Thursday, May 30, 2013

Dark Night of the Soul

Dark Night of the Soul
By Heather
It is my hope that in sharing my story, it may inspire some and help others along their own journey of recovery. Abraham Lincoln once said, "Remember in the depth and even the agony of despondency that very shortly you are to feel well again." 
There was a time in my life when I thought I would never be myself again. I believed in nothing and in no one. Life as I knew it was over, taking with it my soul. However, I can assure you that despite all the suffering inflicted by mental illness, there is hope for recovery. 
A few experiences I've encountered during my battle with bipolar disorder included that of depression, mania and psychosis. I had a relatively normal childhood. The only person in my immediate family who was diagnosed with mental illness was my grandmother. I believe my condition arose from genetic predisposition as well as environmental factors.  
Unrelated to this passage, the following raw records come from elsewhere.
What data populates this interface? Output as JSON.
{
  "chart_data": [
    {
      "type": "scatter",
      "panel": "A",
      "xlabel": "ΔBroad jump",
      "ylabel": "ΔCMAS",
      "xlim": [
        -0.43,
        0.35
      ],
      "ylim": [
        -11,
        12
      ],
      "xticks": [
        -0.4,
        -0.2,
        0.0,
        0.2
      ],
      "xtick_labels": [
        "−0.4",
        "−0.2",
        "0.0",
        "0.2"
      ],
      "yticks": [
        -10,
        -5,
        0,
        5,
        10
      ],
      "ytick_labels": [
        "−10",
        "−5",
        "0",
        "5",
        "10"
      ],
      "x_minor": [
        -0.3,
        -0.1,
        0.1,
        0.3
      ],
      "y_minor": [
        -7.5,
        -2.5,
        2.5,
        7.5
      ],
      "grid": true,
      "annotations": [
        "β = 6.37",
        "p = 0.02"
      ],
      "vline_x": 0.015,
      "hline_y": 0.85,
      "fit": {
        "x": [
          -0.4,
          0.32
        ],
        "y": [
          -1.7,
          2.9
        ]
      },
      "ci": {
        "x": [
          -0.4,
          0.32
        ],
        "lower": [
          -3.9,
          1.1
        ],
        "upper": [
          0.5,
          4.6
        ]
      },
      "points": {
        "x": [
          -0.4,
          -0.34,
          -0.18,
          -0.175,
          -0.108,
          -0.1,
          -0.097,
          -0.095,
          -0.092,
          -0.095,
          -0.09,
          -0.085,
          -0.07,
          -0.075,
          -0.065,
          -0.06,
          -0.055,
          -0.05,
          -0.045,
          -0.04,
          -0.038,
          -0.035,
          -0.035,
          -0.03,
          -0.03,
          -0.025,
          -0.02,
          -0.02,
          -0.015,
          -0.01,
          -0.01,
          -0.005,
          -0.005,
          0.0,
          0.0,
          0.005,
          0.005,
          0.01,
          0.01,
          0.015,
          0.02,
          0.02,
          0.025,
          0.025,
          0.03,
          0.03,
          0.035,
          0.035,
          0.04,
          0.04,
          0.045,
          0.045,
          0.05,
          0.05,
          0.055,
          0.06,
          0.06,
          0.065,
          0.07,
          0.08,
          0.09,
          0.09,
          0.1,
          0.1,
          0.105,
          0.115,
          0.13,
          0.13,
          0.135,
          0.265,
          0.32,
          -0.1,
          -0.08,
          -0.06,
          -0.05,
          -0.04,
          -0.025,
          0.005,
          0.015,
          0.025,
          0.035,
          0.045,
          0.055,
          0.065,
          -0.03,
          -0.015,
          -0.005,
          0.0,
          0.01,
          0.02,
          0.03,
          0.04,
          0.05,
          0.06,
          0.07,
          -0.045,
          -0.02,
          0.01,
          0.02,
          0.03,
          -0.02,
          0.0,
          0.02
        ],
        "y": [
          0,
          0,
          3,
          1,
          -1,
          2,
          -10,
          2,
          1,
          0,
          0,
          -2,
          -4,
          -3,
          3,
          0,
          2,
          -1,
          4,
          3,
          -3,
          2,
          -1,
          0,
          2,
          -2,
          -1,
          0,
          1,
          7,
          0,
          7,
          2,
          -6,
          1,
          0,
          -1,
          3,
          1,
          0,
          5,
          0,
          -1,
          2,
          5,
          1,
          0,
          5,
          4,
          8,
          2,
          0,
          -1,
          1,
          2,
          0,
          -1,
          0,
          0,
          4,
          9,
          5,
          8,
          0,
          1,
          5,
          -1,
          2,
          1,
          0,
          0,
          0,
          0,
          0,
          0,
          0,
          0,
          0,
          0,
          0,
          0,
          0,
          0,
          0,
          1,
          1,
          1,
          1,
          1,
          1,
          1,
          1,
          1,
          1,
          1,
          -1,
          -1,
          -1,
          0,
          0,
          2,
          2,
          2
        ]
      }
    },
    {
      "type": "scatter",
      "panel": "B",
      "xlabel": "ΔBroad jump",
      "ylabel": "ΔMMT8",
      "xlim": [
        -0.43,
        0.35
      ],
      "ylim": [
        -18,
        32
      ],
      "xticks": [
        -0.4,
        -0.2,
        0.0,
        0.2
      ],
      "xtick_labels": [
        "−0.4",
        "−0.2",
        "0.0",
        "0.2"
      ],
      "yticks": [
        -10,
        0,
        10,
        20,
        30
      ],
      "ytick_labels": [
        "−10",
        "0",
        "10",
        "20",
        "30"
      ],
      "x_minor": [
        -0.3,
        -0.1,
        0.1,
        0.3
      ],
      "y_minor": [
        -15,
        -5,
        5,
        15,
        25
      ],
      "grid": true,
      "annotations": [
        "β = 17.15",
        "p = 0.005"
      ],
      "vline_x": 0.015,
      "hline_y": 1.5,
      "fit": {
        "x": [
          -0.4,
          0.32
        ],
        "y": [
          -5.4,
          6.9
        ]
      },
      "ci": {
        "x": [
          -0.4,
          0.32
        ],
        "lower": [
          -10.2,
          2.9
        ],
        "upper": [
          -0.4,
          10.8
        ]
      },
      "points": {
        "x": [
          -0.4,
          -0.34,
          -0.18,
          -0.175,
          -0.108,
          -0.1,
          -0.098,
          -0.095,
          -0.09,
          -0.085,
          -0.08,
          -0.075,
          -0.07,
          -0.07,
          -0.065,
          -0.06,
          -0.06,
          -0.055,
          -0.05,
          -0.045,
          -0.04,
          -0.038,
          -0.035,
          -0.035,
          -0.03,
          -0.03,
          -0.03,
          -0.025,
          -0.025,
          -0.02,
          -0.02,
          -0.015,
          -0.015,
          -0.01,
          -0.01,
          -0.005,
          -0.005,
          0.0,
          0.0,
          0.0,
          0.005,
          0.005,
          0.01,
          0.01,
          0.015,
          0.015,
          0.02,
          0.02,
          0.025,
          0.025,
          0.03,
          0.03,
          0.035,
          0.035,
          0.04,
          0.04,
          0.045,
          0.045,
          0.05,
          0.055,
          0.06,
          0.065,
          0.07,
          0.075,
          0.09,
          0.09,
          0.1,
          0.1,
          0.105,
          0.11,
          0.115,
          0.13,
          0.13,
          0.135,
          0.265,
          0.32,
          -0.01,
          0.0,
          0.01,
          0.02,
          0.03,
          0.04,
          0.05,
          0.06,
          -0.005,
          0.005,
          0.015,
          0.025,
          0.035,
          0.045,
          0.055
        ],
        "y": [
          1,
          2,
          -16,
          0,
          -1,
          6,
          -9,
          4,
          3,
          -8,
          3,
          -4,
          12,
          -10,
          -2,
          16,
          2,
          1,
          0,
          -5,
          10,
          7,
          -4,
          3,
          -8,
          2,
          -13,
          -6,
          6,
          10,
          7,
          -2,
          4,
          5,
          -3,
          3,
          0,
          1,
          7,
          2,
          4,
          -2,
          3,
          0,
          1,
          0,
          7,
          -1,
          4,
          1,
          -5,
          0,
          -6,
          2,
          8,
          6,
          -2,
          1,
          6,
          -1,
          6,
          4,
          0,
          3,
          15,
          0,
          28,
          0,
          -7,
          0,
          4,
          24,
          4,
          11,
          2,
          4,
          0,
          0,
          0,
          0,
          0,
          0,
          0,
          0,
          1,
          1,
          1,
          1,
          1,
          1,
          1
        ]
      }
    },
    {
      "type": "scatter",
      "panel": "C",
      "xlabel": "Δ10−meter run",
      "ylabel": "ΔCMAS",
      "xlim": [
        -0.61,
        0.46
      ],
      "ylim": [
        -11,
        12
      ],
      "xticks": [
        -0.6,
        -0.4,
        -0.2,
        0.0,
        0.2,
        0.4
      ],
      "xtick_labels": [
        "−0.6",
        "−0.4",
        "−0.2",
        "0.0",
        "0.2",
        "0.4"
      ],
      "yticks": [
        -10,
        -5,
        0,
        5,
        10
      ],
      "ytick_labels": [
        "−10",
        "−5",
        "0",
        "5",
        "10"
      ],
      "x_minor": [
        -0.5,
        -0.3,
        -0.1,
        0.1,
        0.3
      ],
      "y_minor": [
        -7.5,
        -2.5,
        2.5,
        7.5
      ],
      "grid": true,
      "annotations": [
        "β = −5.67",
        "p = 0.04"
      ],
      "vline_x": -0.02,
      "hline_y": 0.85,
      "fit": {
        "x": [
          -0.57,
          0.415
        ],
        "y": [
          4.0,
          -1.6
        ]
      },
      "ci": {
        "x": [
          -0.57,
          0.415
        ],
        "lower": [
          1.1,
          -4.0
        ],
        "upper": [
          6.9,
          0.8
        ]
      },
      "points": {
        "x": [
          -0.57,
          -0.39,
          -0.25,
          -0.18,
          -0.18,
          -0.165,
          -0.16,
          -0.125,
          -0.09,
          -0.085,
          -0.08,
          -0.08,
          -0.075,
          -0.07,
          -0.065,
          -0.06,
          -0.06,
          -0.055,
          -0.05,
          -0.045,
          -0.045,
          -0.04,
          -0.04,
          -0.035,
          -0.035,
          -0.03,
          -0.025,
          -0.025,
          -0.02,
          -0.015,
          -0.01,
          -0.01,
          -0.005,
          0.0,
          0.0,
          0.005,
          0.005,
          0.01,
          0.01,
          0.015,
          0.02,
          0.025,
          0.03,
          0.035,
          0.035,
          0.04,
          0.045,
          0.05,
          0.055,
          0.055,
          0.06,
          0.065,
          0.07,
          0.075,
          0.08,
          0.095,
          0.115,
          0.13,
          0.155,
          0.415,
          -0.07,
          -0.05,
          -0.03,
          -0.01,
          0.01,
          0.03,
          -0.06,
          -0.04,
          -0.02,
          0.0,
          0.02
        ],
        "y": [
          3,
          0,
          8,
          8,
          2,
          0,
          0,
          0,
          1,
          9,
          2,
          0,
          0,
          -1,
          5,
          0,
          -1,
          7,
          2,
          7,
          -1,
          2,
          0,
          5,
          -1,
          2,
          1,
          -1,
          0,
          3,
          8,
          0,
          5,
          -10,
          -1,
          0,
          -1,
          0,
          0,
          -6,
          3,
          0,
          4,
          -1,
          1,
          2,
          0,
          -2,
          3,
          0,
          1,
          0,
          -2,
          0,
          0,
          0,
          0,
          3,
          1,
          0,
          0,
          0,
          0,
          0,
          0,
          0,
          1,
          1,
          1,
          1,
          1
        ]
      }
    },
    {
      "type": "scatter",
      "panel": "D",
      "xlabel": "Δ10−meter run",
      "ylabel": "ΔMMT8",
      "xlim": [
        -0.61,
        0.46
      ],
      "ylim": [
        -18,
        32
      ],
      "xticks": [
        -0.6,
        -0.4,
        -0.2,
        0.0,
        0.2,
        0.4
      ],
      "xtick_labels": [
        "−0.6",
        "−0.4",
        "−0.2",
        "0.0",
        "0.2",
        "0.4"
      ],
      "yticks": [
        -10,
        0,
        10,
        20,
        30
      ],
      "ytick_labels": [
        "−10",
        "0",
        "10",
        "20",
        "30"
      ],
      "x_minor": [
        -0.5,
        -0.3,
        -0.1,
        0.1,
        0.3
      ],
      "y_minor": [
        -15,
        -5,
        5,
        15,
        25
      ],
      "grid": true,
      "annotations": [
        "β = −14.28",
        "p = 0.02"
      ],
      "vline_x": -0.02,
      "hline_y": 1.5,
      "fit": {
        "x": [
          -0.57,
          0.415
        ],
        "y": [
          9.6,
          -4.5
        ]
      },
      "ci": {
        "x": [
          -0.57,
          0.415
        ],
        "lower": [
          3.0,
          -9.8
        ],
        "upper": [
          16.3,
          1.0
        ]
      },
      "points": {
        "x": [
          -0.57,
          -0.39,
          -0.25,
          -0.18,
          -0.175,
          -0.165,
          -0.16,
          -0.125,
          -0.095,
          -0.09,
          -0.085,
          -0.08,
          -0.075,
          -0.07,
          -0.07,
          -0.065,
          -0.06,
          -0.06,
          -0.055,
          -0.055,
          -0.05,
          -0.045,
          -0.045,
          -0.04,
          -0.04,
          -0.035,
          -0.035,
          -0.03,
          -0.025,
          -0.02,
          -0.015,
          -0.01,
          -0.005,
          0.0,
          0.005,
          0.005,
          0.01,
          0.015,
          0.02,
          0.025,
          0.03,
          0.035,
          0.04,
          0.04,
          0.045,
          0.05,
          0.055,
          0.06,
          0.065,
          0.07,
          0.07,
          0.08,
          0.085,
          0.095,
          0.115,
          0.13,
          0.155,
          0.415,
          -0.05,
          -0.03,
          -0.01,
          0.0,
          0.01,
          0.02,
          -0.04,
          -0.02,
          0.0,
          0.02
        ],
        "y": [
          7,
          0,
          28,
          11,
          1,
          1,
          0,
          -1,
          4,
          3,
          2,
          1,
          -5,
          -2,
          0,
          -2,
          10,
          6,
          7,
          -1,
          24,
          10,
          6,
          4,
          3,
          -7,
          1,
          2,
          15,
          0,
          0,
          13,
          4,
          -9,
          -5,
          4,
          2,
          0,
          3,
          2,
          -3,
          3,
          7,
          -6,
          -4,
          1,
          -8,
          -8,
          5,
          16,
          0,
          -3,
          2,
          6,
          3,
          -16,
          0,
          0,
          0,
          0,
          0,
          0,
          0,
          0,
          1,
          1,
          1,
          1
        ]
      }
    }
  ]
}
At the age of 19, I began having unexplainable physical symptoms. For approximately two years, I dealt with chronic head, neck and stomach pain. At the age of 22, I began having bouts of depression that came in waves, and lasted about four years. I was prescribed antidepressants which never had any lasting effects. During this time in my life, I was involved with relief work in Denver, Africa and Venezuela. I returned home to Pennsylvania to attend nursing school, which I was unable to complete due to my symptoms.
My illness began to progress in 2006, resulting in my first hospitalization. At that time, I began having severe sleep deprivation, which eventually led to psychosis. The experience was the most terrifying moment in my life. I was aware of how my mind should be functioning, but it was in total chaos—and there was nothing I could do to control it. I became religiously preoccupied believing the reason for my torment was demonic possession. 
Following my discharge from the hospital, I resided with my parents for one year. As my symptoms intensified and regressed, I would rarely leave home, and spoke few words to family members. I felt only fear and the absence of love. Everything I once loved, I now hated. Thoughts of heaven and hell consumed my mind. Saint John of the Cross described such experiences as "The Dark Night of the Soul," which I easily identified with. 
In 2007, I went without sleep for approximately three weeks. Sleep deprivation combined with delusions pushed me over the edge to the brink of insanity. Somehow, I formed this idea in my mind that Judas Iscariot needed to be redeemed from hell and I was the chosen one to complete this mission. I came to the conclusion that in order to rescue Judas, I must die. Keep in mind, that I was not suicidal. This may seem far-fetched, but in my mind it was real. I then proceeded to jump headfirst out of a second story window believing this would accomplish my task. 
Amazingly, I escaped with only a few minor cuts and bruises. This episode landed me in Western Psychiatric Hospital for a two month stay, where I made progress and received the proper treatment. I finally came to the realization that medication was necessary to restore my mind and normal life functioning. With some time, the doctors eventually found the correct medication for my body and I began to feel like myself again.
I cannot say all of my experiences with bipolar disorder have been bad. During mania, the world seems to take on a different light. Everything is brighter and more glorious. I feel as though the spiritual realm is not so distant, and I love as I've never loved before. I consider my illness a blessing of some sort. It enables me to see the world more vividly and stay closer to God. It has also made me more compassionate, thoughtful and analytical. 
Today, there remains much controversy and stigma surrounding mental illness. I try my best not to allow other people's opinions to bother me. The majority of people I meet either don't have a good understanding of mental illness, or are just fearful of it due to ignorance. I desire to help others overcome their battles with this illness and walk alongside them through their personal journeys of recovery. I strongly believe that with the help of knowledgeable and compassionate professionals, family support and individual determination, recovery is indeed possible.